Design and Operation of Wafer-Scale Packages Containing >500 Superconducting Qubits
Oscar W. Kennedy, Waqas Ahmad, Robert Armstrong, Amir Awawdeh, Anirban Bose, Kevin G. Crawford, Sergey Danilin, William D. David, Hamid El Maazouz, Darren J. Hayton, George B. Long, Alexey Lyapin, Scott A. Manifold, Kowsar Shahbazi, Ryan Wesley, Evan Wong, Connor D. Shelly
TL;DR
This work presents a wafer-scale packaging architecture capable of housing >500 superconducting qubits on a 3-inch die, engineered to suppress parasitic box modes, minimize packaging-related losses, and accommodate differential thermal contraction.
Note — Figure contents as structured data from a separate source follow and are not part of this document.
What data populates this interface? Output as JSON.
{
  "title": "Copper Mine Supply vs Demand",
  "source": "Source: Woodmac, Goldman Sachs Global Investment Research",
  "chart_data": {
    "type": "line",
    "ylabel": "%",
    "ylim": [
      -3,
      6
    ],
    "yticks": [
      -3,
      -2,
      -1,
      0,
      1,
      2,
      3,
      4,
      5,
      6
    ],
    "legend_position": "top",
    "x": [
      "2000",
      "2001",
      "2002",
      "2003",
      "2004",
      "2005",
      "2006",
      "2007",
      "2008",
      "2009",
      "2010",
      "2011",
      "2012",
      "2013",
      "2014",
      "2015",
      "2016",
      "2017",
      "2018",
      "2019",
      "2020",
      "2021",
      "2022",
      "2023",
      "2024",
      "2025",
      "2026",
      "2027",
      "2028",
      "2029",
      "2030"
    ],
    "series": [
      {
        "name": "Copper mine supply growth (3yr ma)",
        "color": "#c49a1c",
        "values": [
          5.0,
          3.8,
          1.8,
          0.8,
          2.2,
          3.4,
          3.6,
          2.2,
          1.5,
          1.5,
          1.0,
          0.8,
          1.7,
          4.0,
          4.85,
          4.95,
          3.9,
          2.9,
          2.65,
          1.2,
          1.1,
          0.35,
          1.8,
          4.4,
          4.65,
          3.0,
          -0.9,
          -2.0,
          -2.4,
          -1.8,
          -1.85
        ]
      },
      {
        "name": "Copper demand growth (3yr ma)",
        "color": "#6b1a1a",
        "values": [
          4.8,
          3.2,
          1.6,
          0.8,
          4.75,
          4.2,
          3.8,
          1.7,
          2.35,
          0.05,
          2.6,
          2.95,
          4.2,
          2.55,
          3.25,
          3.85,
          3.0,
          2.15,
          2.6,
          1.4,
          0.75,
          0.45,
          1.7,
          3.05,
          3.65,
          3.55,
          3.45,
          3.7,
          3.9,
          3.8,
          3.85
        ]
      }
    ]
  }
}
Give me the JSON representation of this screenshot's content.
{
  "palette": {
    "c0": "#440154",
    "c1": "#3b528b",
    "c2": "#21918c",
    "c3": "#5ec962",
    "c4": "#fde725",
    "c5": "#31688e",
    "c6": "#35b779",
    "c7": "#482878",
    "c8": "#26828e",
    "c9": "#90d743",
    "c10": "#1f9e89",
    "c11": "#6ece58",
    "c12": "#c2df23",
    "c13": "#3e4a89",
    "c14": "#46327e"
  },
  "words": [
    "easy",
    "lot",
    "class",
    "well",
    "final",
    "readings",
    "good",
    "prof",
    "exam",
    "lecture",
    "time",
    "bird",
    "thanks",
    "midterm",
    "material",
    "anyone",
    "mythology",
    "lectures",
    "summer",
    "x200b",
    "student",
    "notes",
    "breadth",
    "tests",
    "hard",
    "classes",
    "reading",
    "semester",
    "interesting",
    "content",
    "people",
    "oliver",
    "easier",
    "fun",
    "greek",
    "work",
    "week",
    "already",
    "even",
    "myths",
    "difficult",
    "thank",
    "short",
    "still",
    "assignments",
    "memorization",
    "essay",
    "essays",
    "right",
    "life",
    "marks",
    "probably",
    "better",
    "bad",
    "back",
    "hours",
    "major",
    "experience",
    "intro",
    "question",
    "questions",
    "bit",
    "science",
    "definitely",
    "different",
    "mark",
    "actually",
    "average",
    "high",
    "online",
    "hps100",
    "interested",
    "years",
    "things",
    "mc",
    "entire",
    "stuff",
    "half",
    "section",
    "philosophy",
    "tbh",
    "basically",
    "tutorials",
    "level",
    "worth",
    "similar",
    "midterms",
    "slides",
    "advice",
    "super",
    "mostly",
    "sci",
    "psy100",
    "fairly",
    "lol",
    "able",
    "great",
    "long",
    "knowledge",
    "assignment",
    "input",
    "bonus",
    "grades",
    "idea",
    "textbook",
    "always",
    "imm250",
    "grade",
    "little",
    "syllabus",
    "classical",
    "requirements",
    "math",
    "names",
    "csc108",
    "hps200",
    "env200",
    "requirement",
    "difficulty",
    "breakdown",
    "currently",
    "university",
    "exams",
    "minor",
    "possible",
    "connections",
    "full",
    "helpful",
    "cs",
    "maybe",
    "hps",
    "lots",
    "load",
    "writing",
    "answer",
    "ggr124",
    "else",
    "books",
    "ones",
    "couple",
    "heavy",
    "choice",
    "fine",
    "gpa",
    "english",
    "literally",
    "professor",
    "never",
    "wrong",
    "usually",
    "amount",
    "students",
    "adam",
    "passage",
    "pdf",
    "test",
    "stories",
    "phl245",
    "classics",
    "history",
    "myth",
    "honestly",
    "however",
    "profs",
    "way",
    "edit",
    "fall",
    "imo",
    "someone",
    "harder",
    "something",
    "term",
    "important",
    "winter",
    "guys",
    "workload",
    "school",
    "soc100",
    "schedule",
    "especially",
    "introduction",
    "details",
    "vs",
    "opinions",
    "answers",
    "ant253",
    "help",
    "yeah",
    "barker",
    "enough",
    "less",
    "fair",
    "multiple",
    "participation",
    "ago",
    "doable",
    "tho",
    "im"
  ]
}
Through finite-element loss budgeting, box-mode engineering with pillar metamaterials, and thermal-load simulations, the design is shown to be compatible with commercial dilution refrigerators. Experimental validation on 105/108 qubits across 12 multiplexing cells demonstrates a median coherence around $T_1\approx97~\mu$s$ and $T_{2e}\approx129~\mu$s, with readout fidelity near $97.5\%$ for 54 qubits and a median effective temperature of $36~\mathrm{mK}$. The results indicate that large-scale qubit integration can be achieved without compromising device performance and highlight the package as a powerful tool for high-throughput feedback on qubit performance across large sample sizes. Bootstrapping analyses further show how ensemble coherence measures stabilize with sub-samples, underscoring the value of large-N studies for manufacturing insights in quantum processors.
Abstract
Packages capable of supporting large arrays of high-coherence superconducting qubits are vital for the realisation of fault-tolerant quantum computers and the necessary high-throughput metrology required to optimise fabrication and manufacturing processes. We present a wafer-scale packaging architecture supporting over 500 qubits on a single 3-inch die. The package is engineered to suppress parasitic RF modes, and to mitigate material loss through simulation-informed design while managing differential thermal contraction to ensure robust operation at millikelvin temperatures. System-level heat-load calculations from a large wiring payload show this package may be operated in commercial dilution refrigerators. Measurements of the qubits loaded into the package show median $T_1$, $T_{2e} \sim 100~μ$s ($\sim$100 qubits) alongside readout with median fidelity of 97.5% (54 qubits) and a median qubit temperature of 36 mK (54 qubits). These results validate the performance of these packages and demonstrate that large-scale integration can be achieved without compromising device performance. Finally, we highlight the utility of these packages as a tool for high throughput feedback on qubit figures of merit over large sample sizes, allowing identification of performance outliers in the tails of the coherence distribution, a critical capability for informing fabrication and manufacture of high-quality quantum qubits and quantum processors.